Well, that's not so bad. In fact, just think of how very Carrie Bradshaw it would be to wander around the East Village, pondering some great horticultural truth, and then to come back to my unrealistically large apartment, throw on some overpriced but trashy couture, pour myself a girly pink cocktail and then type my pithy little question into my laptop. Something like:

Are we all turning into shrinking violets? Or:

Is the bloom coming off the rose? Or:

Is coleus the new geranium?

And in fact, it is this last question I would like to address. Because there is no such thing as a backyard in New York, because rooftops and terraces and even fire escapes come at a premium, because most ordinary apartments, like the one I'm renting, have only one or two windows, and those windows face the brick wall of the building next door, growing even a single plant in the city is kind of a big deal. Imagine buying a bag of potting soil in Manhattan, hauling it home on the subway, and carrying it up three flights of narrow stairs to your apartment. Once you pot up your little darlings, what next? There's no space in your 300-square-foot apartment for a half-used bag of potting soil. Much less a box of bone meal, a bottle of insecticidal soap, a pair of gardening gloves or pruning shears. And you do all this for a flower that's going to wilt in the grimy heat on the fire escape all summer and turn to mush when the first ice storm hits in winter.

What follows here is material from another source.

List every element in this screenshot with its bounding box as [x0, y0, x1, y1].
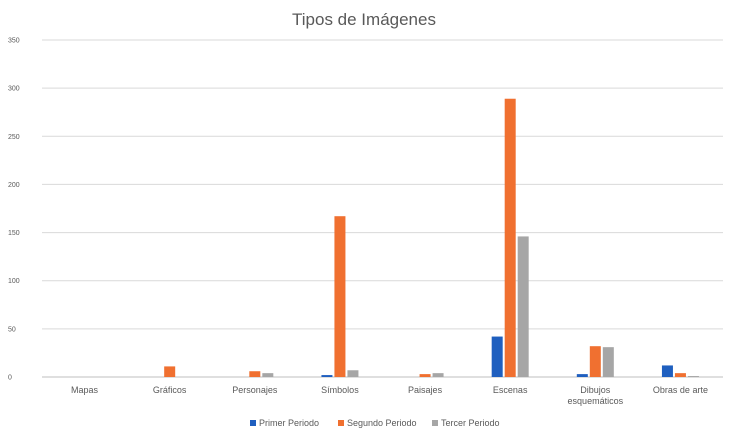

So what that means is that every plant has to count. They are so much damn trouble to keep alive that they really must be extraordinary.

Which explains the coleus.

I know there's been this coleus revival going on for a few years now, but I've resisted it the way you resist the return of ’70s fashion: It didn't look good on me then and it's not going to look good on me now. I didn't want to go back to those days. But as I walk around New York and see the new coleus varieties spilling out of window boxes, I'm won over.

The new cultivars come in screamingly bold colors: fuchsia, chartreuse, tangerine, black. The edges of the leaves are as frilly as lingerie, the growth habit luxurious and trailing and excessive. And they're newly indiscriminate about light: They'll do sun, shade, whatever. Forget the coleus of the ’70s, those rusty-orange do-nothing plants you'd stick under a tree because you couldn't think of anything more interesting to put there. These new coleus are gorgeous and luxurious and totally worth devoting even limited urban gardening space to.

Which makes me realize: when you have as much land as we do in Humboldt County -- even my small backyard is larger than most New York apartments -- you tend to forget about plants as luxury goods. If I had room for only one flower pot, I'd put something amazing in it. Maybe an orchid. Maybe a fuchsia coleus and a purple Thai basil. Something mind-blowing and improbable. But with an entire yard to fill, that fabulousness gets watered down. You choose workhorses, like an evergreen shrub or an ornamental grass, that might not take your breath away but that fill a space and do a job. You pick something that blooms in the fall and put it next to something that blooms in the spring and neither one of them are incredibly striking, but together they put on their own modest little show across a couple of seasons. You put something affordable in your flower pots, like pansies or -- well, I'm nodding off just thinking about it.

The point is that for most of us non-New Yorkers, it's more about functionality and practicality and long-term investments and year-round something-or-other. Already, after only a day in the city, I'm losing my grip on the mundane reality of maintaining a landscape all year long.

So here's the message from Manhattan, as I channel my inner Carrie Bradshaw: Go plant something ridiculous. The horticultural equivalent of the feather boa. The Mr. Big of the plant world. A fragrant plumeria, perhaps, or a kaffir lime, the zest of which you will use to flavor your Madagascar rums. They will be high-maintenance and extravagant and might break your heart more than once. But darling, you're worth it. Cheers.